Rupert stressed that other businesses were going great guns, and that the company wasn’t ratcheting back overall guidance. But after months of “no recession here” comments from Murdoch and his media mogul peers, even this admission is significant. We’ll provide a full transcript of his comments as soon as we can.
On the WSJ and newspapers in general, and how the Web will affect them: Wall Street Journal is simply a brand and a window into what we do. Dow Jones is what we bought. Big opportunity. May be in for a temporary downturn, for a year or so. But overall there’s a big boom, especially in markets like China and India, and that’s what we’re going to take advantage of.
Back to WSJ: How do you turn the WSJ.com into a big profit centre? It may be fairly big, but it won’t be as big Fox News or other things. Or maybe the Wall Street Journal itself [did we get that right?]. We are a software company and we are neutral about whatever platform it appears on.
MySpace: Is growth topped out? Will ad targeting really boost CPM in a meaningful way? Yes (to targeting).
But it’s harder to monetise many of MySpace’s billions of page views, isn’t it? We try to find people with common interests, and commercial interests, for that matter. Those people do tend to turn a lot of pages pretty fast. It’s harder to get in front of them. As opposed to Yahoo or MSN, where you’re more likely to go to one page, or two pages. People at Myspace come for a couple of hours, and look at hundreds of pages. So there’s something to what you said. But last month we had 40M people in the U.S. logging in, and 20M people uploaded a photograph. So there’s huge opportunity.

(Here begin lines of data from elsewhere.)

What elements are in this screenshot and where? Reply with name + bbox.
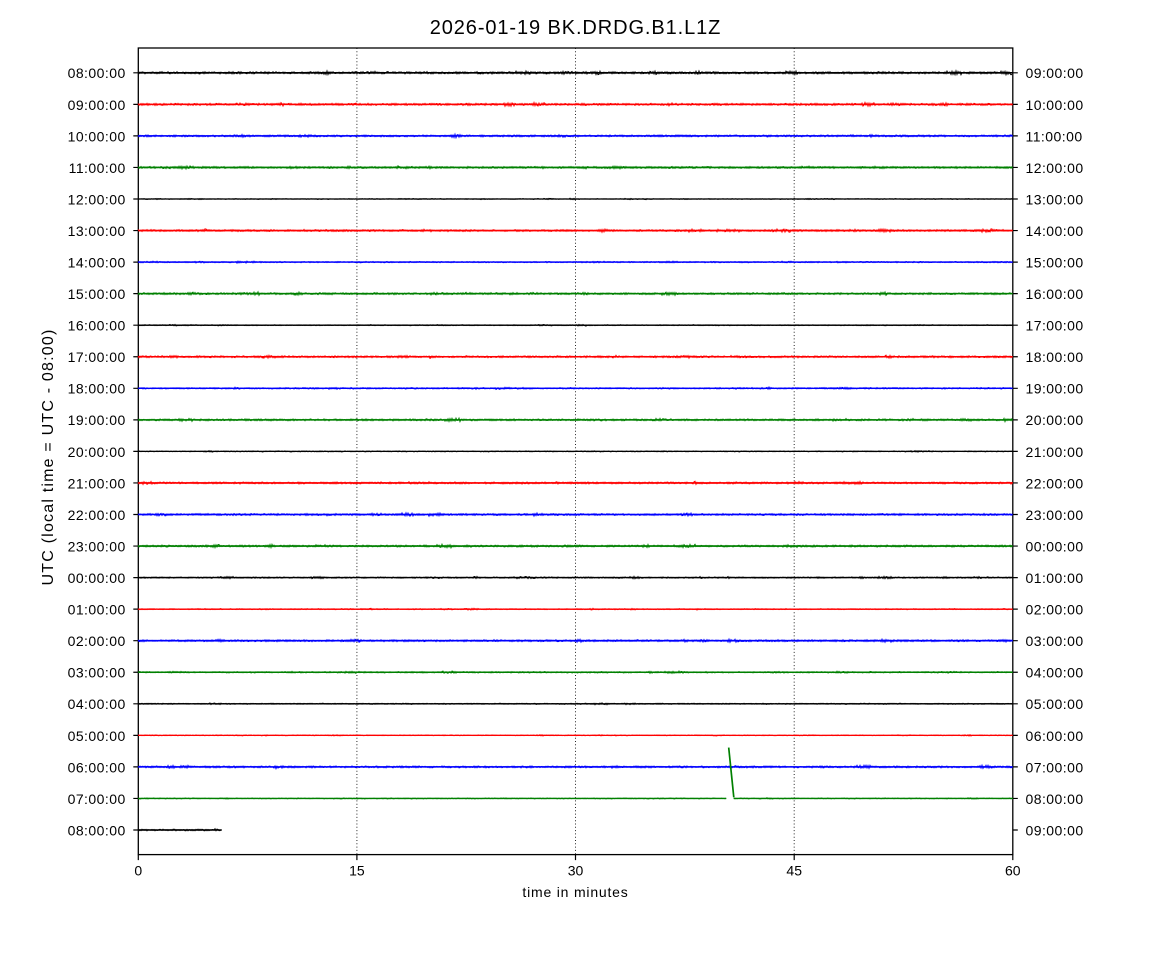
svg-text:21:00:00: 21:00:00 [1026,444,1084,460]
svg-text:21:00:00: 21:00:00 [68,475,126,491]
svg-text:12:00:00: 12:00:00 [1026,160,1084,176]
svg-text:08:00:00: 08:00:00 [1026,791,1084,807]
svg-text:02:00:00: 02:00:00 [68,633,126,649]
svg-text:09:00:00: 09:00:00 [1026,822,1084,838]
svg-text:18:00:00: 18:00:00 [1026,349,1084,365]
svg-text:08:00:00: 08:00:00 [68,822,126,838]
svg-text:05:00:00: 05:00:00 [1026,696,1084,712]
svg-text:13:00:00: 13:00:00 [68,223,126,239]
svg-text:17:00:00: 17:00:00 [1026,318,1084,334]
svg-text:22:00:00: 22:00:00 [68,507,126,523]
svg-text:14:00:00: 14:00:00 [68,255,126,271]
svg-text:0: 0 [134,863,142,879]
svg-text:18:00:00: 18:00:00 [68,381,126,397]
svg-text:15:00:00: 15:00:00 [68,286,126,302]
svg-text:23:00:00: 23:00:00 [1026,507,1084,523]
svg-text:09:00:00: 09:00:00 [1026,65,1084,81]
svg-text:04:00:00: 04:00:00 [68,696,126,712]
svg-text:time in minutes: time in minutes [522,884,628,900]
svg-text:09:00:00: 09:00:00 [68,97,126,113]
svg-text:03:00:00: 03:00:00 [1026,633,1084,649]
svg-text:07:00:00: 07:00:00 [1026,759,1084,775]
svg-text:2026-01-19 BK.DRDG.B1.L1Z: 2026-01-19 BK.DRDG.B1.L1Z [430,17,722,39]
svg-text:10:00:00: 10:00:00 [68,128,126,144]
svg-text:13:00:00: 13:00:00 [1026,191,1084,207]
svg-text:16:00:00: 16:00:00 [1026,286,1084,302]
svg-text:14:00:00: 14:00:00 [1026,223,1084,239]
svg-text:16:00:00: 16:00:00 [68,318,126,334]
svg-text:08:00:00: 08:00:00 [68,65,126,81]
svg-text:20:00:00: 20:00:00 [68,444,126,460]
svg-text:22:00:00: 22:00:00 [1026,475,1084,491]
svg-text:01:00:00: 01:00:00 [68,602,126,618]
svg-text:20:00:00: 20:00:00 [1026,412,1084,428]
svg-text:04:00:00: 04:00:00 [1026,665,1084,681]
svg-text:05:00:00: 05:00:00 [68,728,126,744]
svg-text:60: 60 [1005,863,1021,879]
svg-text:11:00:00: 11:00:00 [1026,128,1083,144]
svg-text:30: 30 [568,863,584,879]
svg-text:UTC (local time = UTC - 08:00): UTC (local time = UTC - 08:00) [40,329,57,586]
svg-text:10:00:00: 10:00:00 [1026,97,1084,113]
svg-text:06:00:00: 06:00:00 [1026,728,1084,744]
svg-text:19:00:00: 19:00:00 [68,412,126,428]
svg-text:02:00:00: 02:00:00 [1026,602,1084,618]
svg-text:19:00:00: 19:00:00 [1026,381,1084,397]
svg-text:06:00:00: 06:00:00 [68,759,126,775]
svg-text:07:00:00: 07:00:00 [68,791,126,807]
svg-text:45: 45 [786,863,802,879]
svg-text:17:00:00: 17:00:00 [68,349,126,365]
svg-text:01:00:00: 01:00:00 [1026,570,1084,586]
svg-text:23:00:00: 23:00:00 [68,538,126,554]
svg-text:00:00:00: 00:00:00 [1026,538,1084,554]
svg-text:15: 15 [349,863,365,879]
svg-text:15:00:00: 15:00:00 [1026,255,1084,271]
svg-text:03:00:00: 03:00:00 [68,665,126,681]
svg-text:11:00:00: 11:00:00 [69,160,126,176]
svg-text:00:00:00: 00:00:00 [68,570,126,586]
svg-text:12:00:00: 12:00:00 [68,191,126,207]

What about Yahoo/NWS deal? It’d be fun to beat Microsoft. (Laughs) No, we’re not going to get into a fight with Microsoft. You’ve got two giants. Microsoft and Google. Google has invented, and keep reinveinting a great search engine. Dominant. Never promoted it. Just word of mouth, keeps growing. Yahoo missed out. Bought Overture and never did anything with it. Now they’re down to low 20s of market, and MSN has has only 10% of market. It’ll be a lot of fun to watch.
We’re very happy to be in the Google camp. They sell our search advertising, and pay us well for it.

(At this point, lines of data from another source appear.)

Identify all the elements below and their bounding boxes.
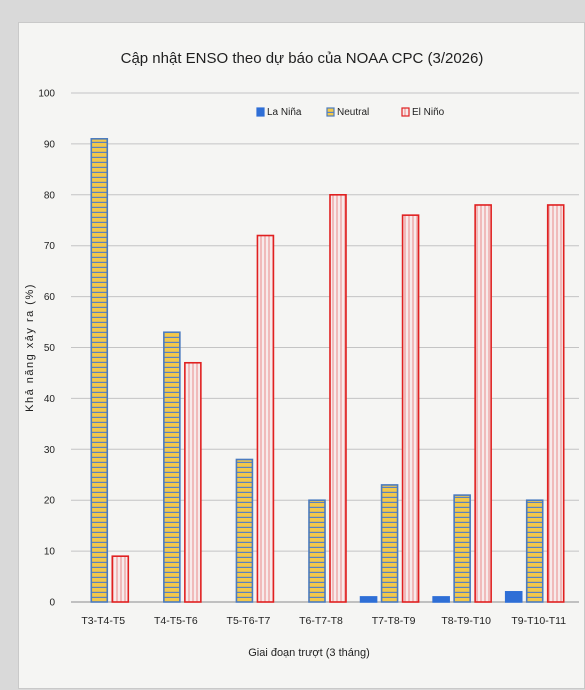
y-axis-label: Khả năng xảy ra (%) bbox=[24, 283, 36, 412]
y-tick-label: 70 bbox=[44, 241, 56, 252]
legend-label: Neutral bbox=[337, 107, 369, 118]
legend: La Niña Neutral El Niño bbox=[256, 107, 445, 118]
bar-lania bbox=[359, 596, 378, 603]
bar-neutral bbox=[163, 331, 181, 603]
y-tick-label: 40 bbox=[44, 394, 56, 405]
bar-elnio bbox=[329, 194, 347, 603]
y-tick-label: 30 bbox=[44, 445, 56, 456]
enso-bar-chart: Cập nhật ENSO theo dự báo của NOAA CPC (… bbox=[24, 50, 579, 659]
y-tick-label: 60 bbox=[44, 292, 56, 303]
legend-swatch bbox=[326, 107, 335, 117]
grid-lines bbox=[71, 92, 579, 603]
bar-neutral bbox=[308, 499, 326, 603]
legend-label: La Niña bbox=[267, 107, 302, 118]
x-tick-label: T6-T7-T8 bbox=[299, 615, 343, 627]
bar-neutral bbox=[235, 458, 254, 603]
bar-elnio bbox=[401, 214, 420, 603]
x-tick-label: T7-T8-T9 bbox=[372, 615, 416, 627]
x-tick-label: T8-T9-T10 bbox=[441, 615, 491, 627]
legend-swatch bbox=[401, 107, 410, 117]
x-tick-label: T4-T5-T6 bbox=[154, 615, 198, 627]
y-tick-label: 20 bbox=[44, 496, 56, 507]
bar-elnio bbox=[256, 234, 275, 603]
bar-elnio bbox=[546, 204, 565, 603]
y-axis-ticks: 0 10 20 30 40 50 60 70 80 90 100 bbox=[38, 89, 55, 609]
x-tick-label: T3-T4-T5 bbox=[81, 615, 125, 627]
bar-elnio bbox=[474, 204, 492, 603]
y-tick-label: 80 bbox=[44, 190, 56, 201]
bar-lania bbox=[432, 596, 450, 603]
chart-panel: Cập nhật ENSO theo dự báo của NOAA CPC (… bbox=[18, 22, 585, 689]
x-tick-label: T9-T10-T11 bbox=[511, 615, 566, 627]
x-axis-ticks: T3-T4-T5 T4-T5-T6 T5-T6-T7 T6-T7-T8 T7-T8-T9… bbox=[81, 615, 566, 627]
y-tick-label: 0 bbox=[49, 598, 55, 609]
bar-elnio bbox=[184, 361, 202, 603]
bar-neutral bbox=[453, 494, 471, 603]
bar-lania bbox=[504, 591, 523, 603]
x-tick-label: T5-T6-T7 bbox=[227, 615, 271, 627]
y-tick-label: 50 bbox=[44, 343, 56, 354]
bars bbox=[90, 138, 565, 603]
y-tick-label: 10 bbox=[44, 547, 56, 558]
y-tick-label: 90 bbox=[44, 139, 56, 150]
legend-label: El Niño bbox=[412, 107, 445, 118]
bar-neutral bbox=[90, 138, 109, 603]
chart-title: Cập nhật ENSO theo dự báo của NOAA CPC (… bbox=[121, 50, 484, 67]
y-tick-label: 100 bbox=[38, 89, 55, 100]
bar-elnio bbox=[111, 555, 130, 603]
legend-swatch bbox=[256, 107, 265, 117]
bar-neutral bbox=[380, 484, 399, 603]
x-axis-label: Giai đoạn trượt (3 tháng) bbox=[248, 647, 370, 659]
bar-neutral bbox=[525, 499, 544, 603]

So what about a MySpace/NWS deal? I think some deal with one of them would have been nice, but it’s probably not possible.
Fox Biz Channel: Total confidence in Roger Ailes. Putting out a good looking product now. What we have to do is get distribution. At the moment we’re happy with what we’re doing, it’s costing us less than we expected. We’re at about 35M homes, have to get to about 60M homes, and then you’ll see Roger will really blast CNBC. But why show your hand at this stage?
Capital structure: Any chance of dividend payouts, etc? We’ve done $14B of buybacks in past few years. Hasn’t done us much good. But at least we’ve done that much. Time Warner has spent tens of billions. CBS, Viacom, all the companies have done it. What has it done for them? It’s gotten them a lot of debt. We’re comfortable with our debt. We don’t have a lot of cash. We did have a lot, but we spent it on Dow Jones. We are not on the hunt for big multibillion dollar things. We think things will get cheaper by the way, and we might get tempted for smaller things. We’re very happy with the profit drivers we have.
Audience Q&A: Want to buy other Web assets? We look at stuff all the time. The VCs bring in things all the time, some of which are interesting, but they all have stupid prices on them. We’re very cautious, sometimes too cautious. But it would be very easy to waste a lot of money on Internet sites.
Martha Stewart (!) has a question for Rupert: She loves the Kindle! She wants to know what Rupe thinks about e-books, and the deal WSJ has struck with Amazon. Rupert doesn’t know about the deal specifically. In general, he says, subscription tiers for the WSJ are screwed up and have to get fixed. “We clearly undersell the Journal. Absolutely.” Martha really pushing hard on Kindle WSJ subs. Rupe really isn’t up to speed on it. But says he’s happy to charge Martha more for her Kindle subscription if she wants.